TIL Desk/World/Tokyo-Japan and Russia will hold a new meeting on June 22 in Tokyo to discuss their territorial dispute over the Kuril islands and normalisation of bilateral relations. The meeting on the islands, which lie northeast of Japan’s northern island of Hokkaido, will take place following Prime Minister Shinzo Abe meeting with Russian President Vladimir Putin in May where both heads of state agreed to adopt a “new approach” on the dispute, a news agency reported.
Government representative in charge of Japan-Russia relations Chikahito Harada and Russian Deputy Foreign Minister Igor Morgulov will participate in the new meeting. “We believe that it will be a fruitful discussion that allows for progress,” Japanese Foreign Minister Fumio Kishida said on Friday. Japan’s objective is to achieve a greater rapprochement before the next meeting between Abe and Putin which is scheduled in September in Russia’s far eastern city of Vladivostok where the Japanese leader will attend the East Economic Forum.

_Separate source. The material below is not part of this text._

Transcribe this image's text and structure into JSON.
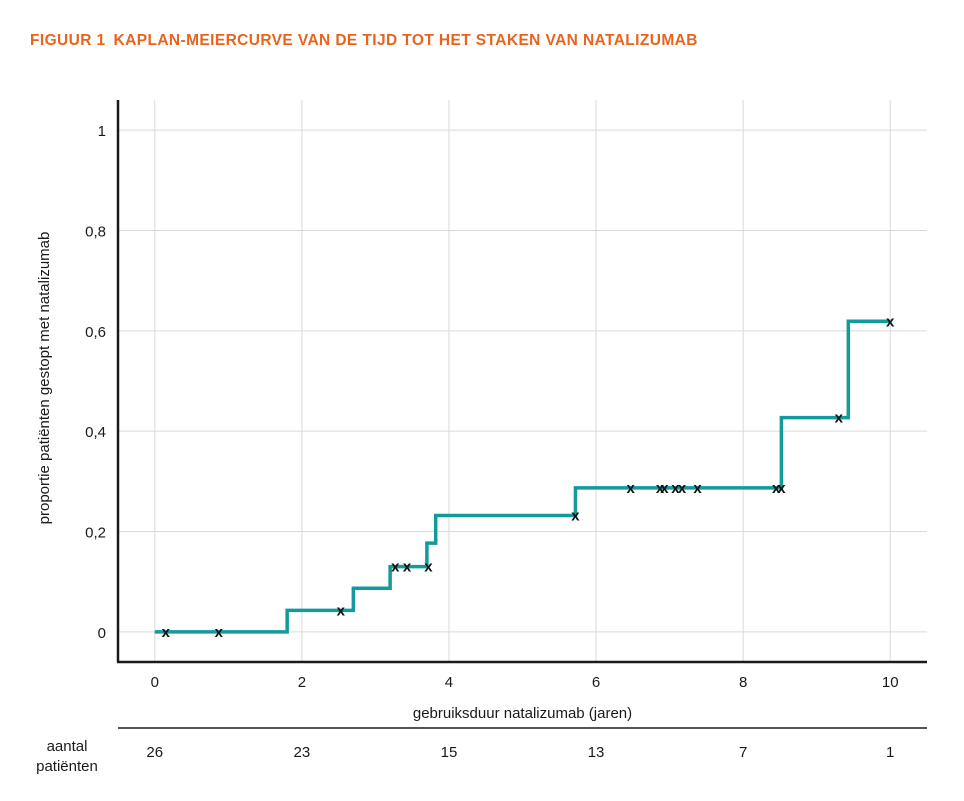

Tokyo and Moscow have recently taken steps towards reconciliation despite some reluctance from Washington, who advocates Russia’s isolation in retaliation for its military intervention in Ukraine and Syria. Japan and Russian maintain a territorial dispute over the Kuril islands, controlled by Moscow since Japan’s surrender in the Second World War in 1945, a conflict that has prevented the two countries from signing a peace treaty.